Some Notes on Notes
March 2, 2013 § Leave a comment
In an earlier post I discussed the research of music historian David Patterson who has collected the musical compositions of William Cary Wright, Frank Lloyd Wright’s father. A CD with several of the senior Wright’s compositions performed by Chicago area musicians was released this week. I have a copy of the newly minted CD. The songs are 19th century parlor music (the “pop” music of the day) which sounds quaint to our modern ears, but I found listening to them as I read the liner notes a fascinating experience.

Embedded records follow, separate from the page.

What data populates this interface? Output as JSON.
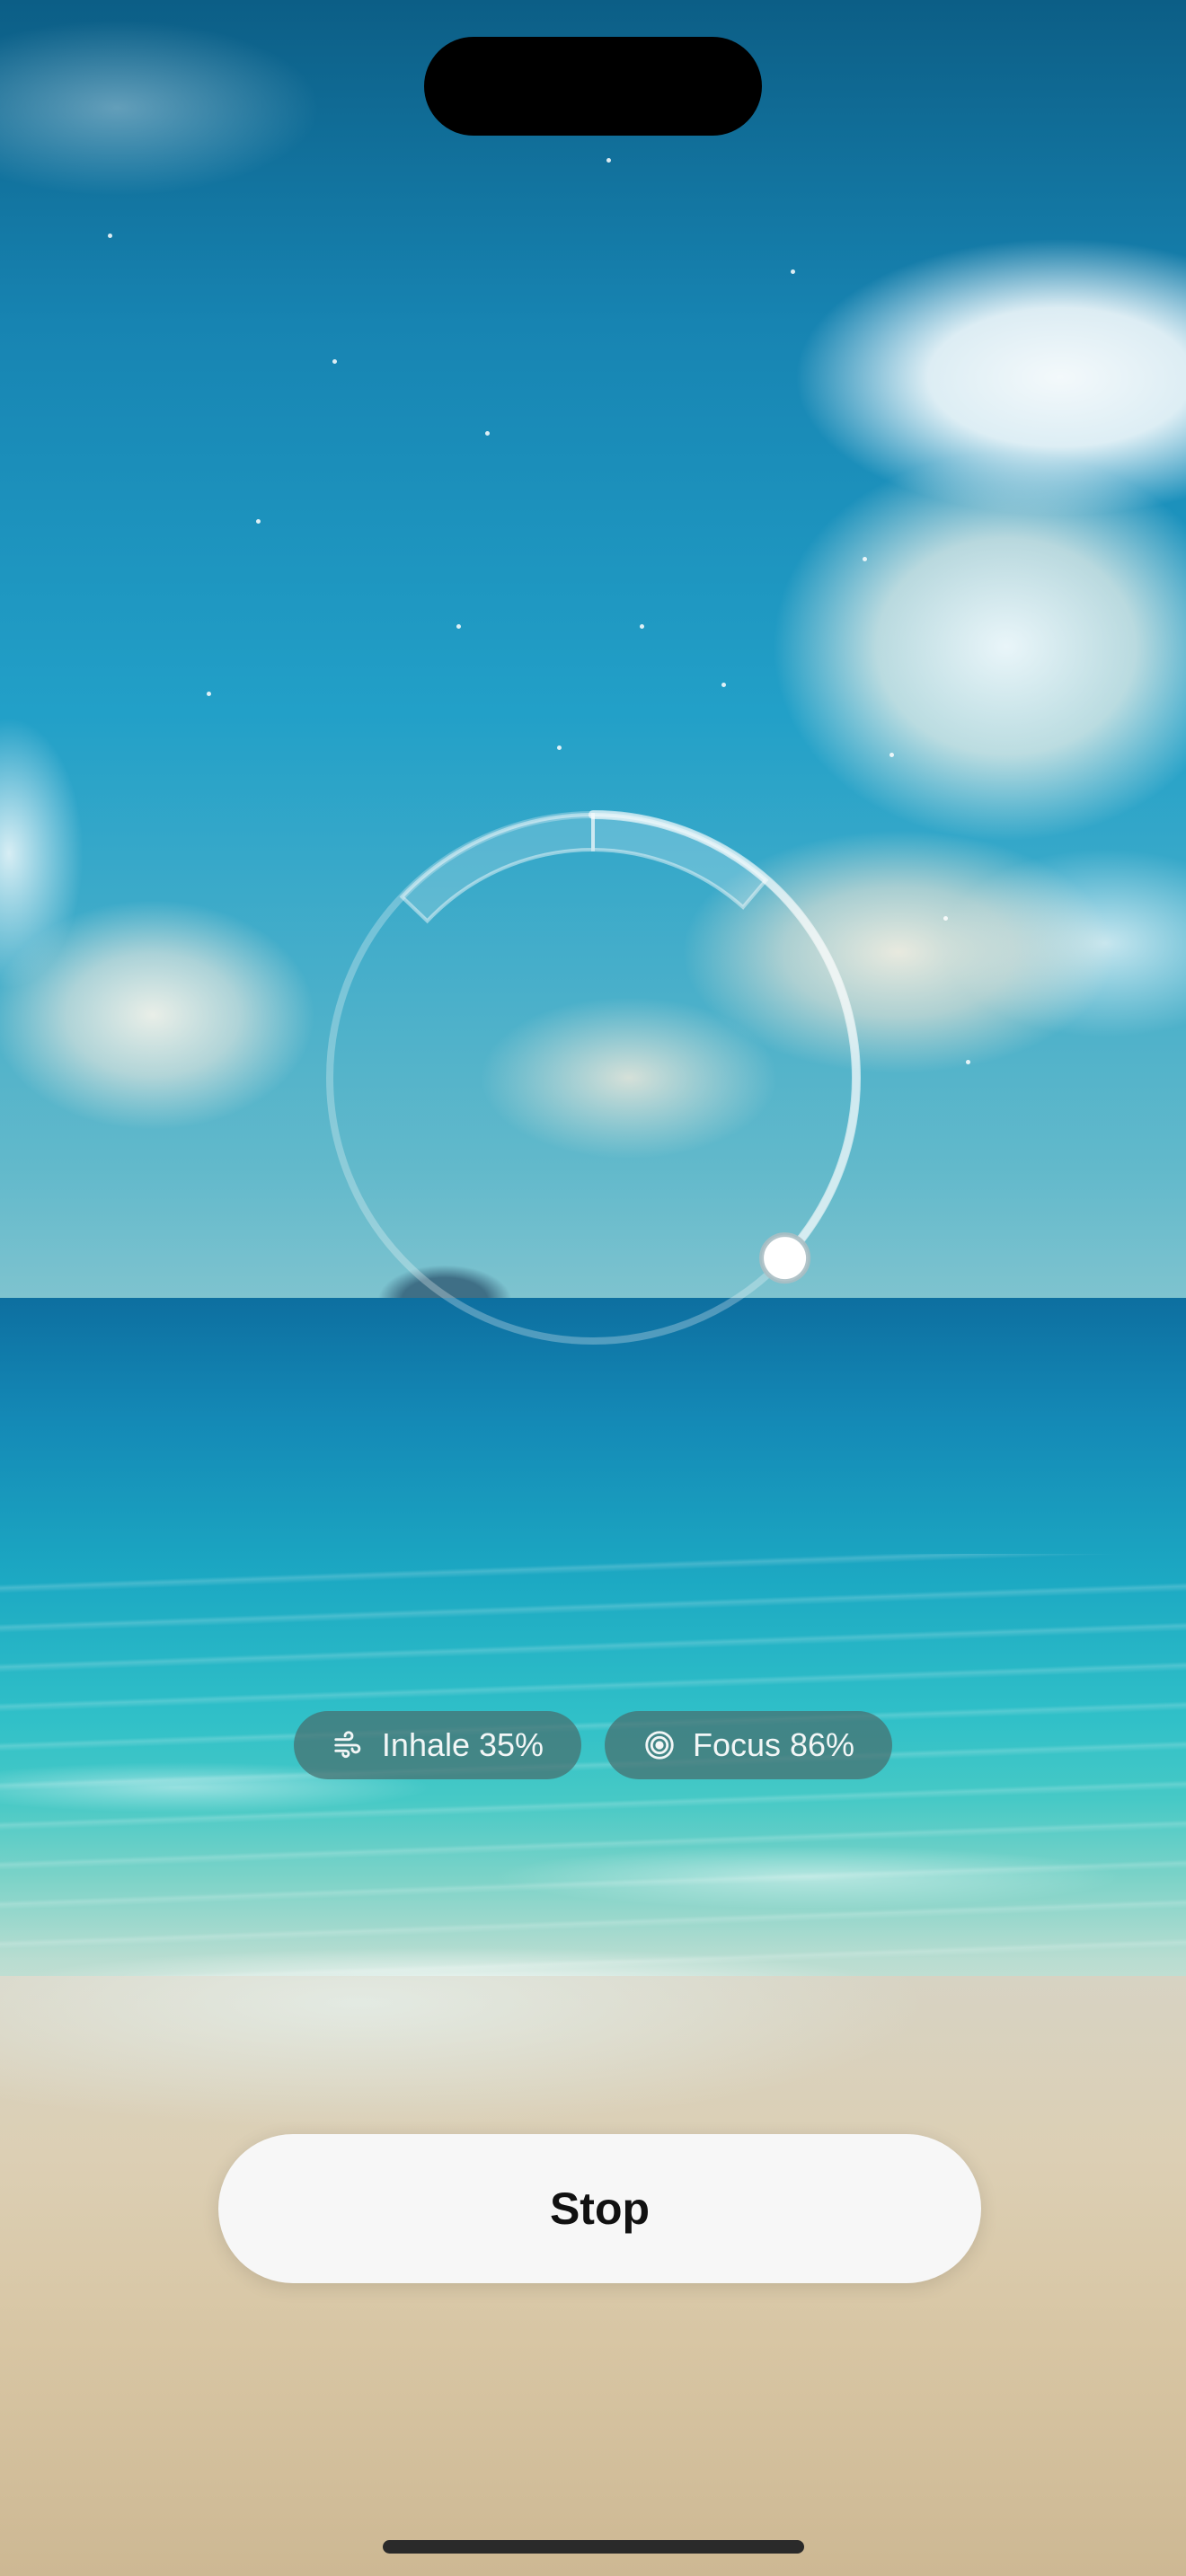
{
  "breathing": {
    "progress_fraction": 0.37
  },
  "stats": {
    "inhale": {
      "icon": "wind-icon",
      "label": "Inhale 35%"
    },
    "focus": {
      "icon": "target-icon",
      "label": "Focus 86%"
    }
  },
  "actions": {
    "stop_label": "Stop"
  },
  "colors": {
    "pill_background": "#466e6e",
    "button_background": "#f7f7f7",
    "button_text": "#111111"
  }
}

For more information, click here.
Patterson is continuing to investigate the influence of William C. Wright on his son as well as the place of music in the thought and work of the architect. Certainly the Lawrence/Dana House could be a prime resource for Patterson’s research because Wright’s interest in music is central to the house design. The three musician’s galleries and the towering “organ pipes” above the Farrand Cecilian roll player (described in an earlier post) dominate the major public spaces of the house.
According to one scholar, Wright used music in a more subtle way to endorse the sentiments that Alfred Lloyd Tennyson expressed in his poem “Flower in a Crannied Wall.” Etched on the back of the statue that greets visitors at the entryway of the Lawrence/Dana House, the poem proposes that all the laws and meaning of existence in the universe can be found in a small flower. A staff with a treble clef and three chords is inscribed beneath the poem. Narciso G. Meocal contends in his essay “Taliesin, the Gilmore House, and the Flower in the Crannied Wall” that since the chords are written in the traditional “amen” progression, Wright was saying “Thus be it so” (a translation of the Hebrew word “amen”). Meocal’s theory of the three chords offers a dramatic illustration of the legacy bestowed on Frank Lloyd Wright by his father who was, among other things, a preacher, organist, and his son’s music teacher.